Oxidation reaction not only reduces the nutritional value of the meat but also causes changes in muscle texture, color, and odor, which affects the consumer’s desire to consume. MDA, as a major product of lipid oxidation, is highly biotoxic and is often used as a key indicator for evaluating muscle-quality deterioration in aquatic products [49]. Numerous research works have demonstrated that curcumin influences antioxidant enzymes in different tissues [50,51]. This research found that a high-carbohydrate diet increased MDA content in largemouth bass and decreased MDA activity after the addition of nano-curcumin. These results indicate that adding nano-curcumin to a high-carbohydrate diet can reduce oxidative damage and improve muscle quality. SOD has the function of scavenging free radicals. The SOD content was elevated in the HC group, which may be attributed to the large number of free radicals produced in the fish as a result of stress, thus inducing an enhanced SOD activity to scavenge free radicals. Rainbow trout had similar outcomes [52].

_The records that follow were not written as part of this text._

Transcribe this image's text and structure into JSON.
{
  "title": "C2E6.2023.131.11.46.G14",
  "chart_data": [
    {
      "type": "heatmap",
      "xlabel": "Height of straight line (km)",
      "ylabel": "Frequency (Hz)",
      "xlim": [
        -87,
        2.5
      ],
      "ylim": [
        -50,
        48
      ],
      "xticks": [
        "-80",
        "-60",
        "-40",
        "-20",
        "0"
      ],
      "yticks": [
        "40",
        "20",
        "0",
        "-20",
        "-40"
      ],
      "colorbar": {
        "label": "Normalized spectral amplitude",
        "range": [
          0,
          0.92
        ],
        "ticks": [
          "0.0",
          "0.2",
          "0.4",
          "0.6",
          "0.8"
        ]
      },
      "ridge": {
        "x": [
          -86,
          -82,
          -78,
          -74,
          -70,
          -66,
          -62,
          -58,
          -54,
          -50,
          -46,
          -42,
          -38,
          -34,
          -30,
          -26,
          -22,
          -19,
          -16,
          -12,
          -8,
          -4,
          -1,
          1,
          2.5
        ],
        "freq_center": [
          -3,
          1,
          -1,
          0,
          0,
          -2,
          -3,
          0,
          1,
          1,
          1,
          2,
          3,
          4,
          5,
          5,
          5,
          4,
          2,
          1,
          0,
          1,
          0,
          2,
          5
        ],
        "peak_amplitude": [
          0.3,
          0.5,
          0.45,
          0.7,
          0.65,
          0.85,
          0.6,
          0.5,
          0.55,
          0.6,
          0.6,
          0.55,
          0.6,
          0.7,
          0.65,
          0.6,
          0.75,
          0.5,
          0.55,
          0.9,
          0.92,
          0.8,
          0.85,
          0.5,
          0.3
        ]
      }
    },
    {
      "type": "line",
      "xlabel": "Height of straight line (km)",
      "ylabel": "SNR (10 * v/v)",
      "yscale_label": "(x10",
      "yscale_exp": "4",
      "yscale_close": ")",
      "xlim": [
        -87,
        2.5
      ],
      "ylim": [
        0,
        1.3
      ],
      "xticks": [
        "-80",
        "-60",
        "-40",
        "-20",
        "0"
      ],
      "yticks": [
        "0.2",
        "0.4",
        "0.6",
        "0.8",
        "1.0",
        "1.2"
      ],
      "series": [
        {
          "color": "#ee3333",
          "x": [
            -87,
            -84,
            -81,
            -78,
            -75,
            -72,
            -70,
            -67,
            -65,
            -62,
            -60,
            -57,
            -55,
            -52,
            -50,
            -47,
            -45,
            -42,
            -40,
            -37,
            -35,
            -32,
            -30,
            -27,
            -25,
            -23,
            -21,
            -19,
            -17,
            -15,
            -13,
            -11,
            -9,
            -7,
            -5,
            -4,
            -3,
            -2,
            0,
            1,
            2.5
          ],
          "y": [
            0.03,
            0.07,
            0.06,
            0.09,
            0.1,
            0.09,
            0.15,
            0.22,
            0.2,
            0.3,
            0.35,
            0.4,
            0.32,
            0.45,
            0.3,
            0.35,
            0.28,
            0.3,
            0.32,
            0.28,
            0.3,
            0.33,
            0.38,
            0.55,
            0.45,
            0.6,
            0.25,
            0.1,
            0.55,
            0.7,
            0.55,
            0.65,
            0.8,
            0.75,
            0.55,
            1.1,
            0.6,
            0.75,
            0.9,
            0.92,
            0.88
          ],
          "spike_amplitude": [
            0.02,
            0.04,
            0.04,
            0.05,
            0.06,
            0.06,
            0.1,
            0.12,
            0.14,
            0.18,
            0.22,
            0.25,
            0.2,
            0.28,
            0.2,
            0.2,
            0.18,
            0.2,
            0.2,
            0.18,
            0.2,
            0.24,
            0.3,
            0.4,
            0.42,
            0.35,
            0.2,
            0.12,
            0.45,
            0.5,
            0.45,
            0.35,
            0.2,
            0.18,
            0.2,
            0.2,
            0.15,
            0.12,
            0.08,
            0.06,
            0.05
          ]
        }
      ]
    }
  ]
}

Screening and functional verification of genes related to meat-quality traits can improve meat quality. MRFs are regulators within the sarcomere, and their main function is to regulate the proliferation and hypertrophy [53]. During the whole muscle cell cycle, MRFs first regulate the activation and development of muscle cells through myf5 and myoD, and then initiate the cell differentiation and fusion process by myog and MRF4/Myf6 [54]. The MSTN inhibits skeletal muscle growth and development in vertebrates (including bony animals) [55], but also leads to fat accumulation [56]. In the current investigation, the expression levels of myf5, myf6, and MSTN in the HCN group were downregulated compared with the HC group, so we speculated that a high-carbohydrate diet could promote myoblast proliferation and differentiation but would lead to fat accumulation. Although the supplementation of nano-curcumin did not significantly affect muscle growth, it reduced fat accumulation, which was consistent with the outcomes of muscle nutrient content.

5. Conclusions

Based on the results, the consumption of a high-carbohydrate diet by largemouth bass promotes the proliferation and differentiation of muscle fiber but can increase bitterness. In contrast, the addition of nano-curcumin to a high-carbohydrate diet improved its nutritional value and meat quality by increasing muscle flavor, WHC, and tenderness, and by reducing fat deposition and oxidative damage to muscle.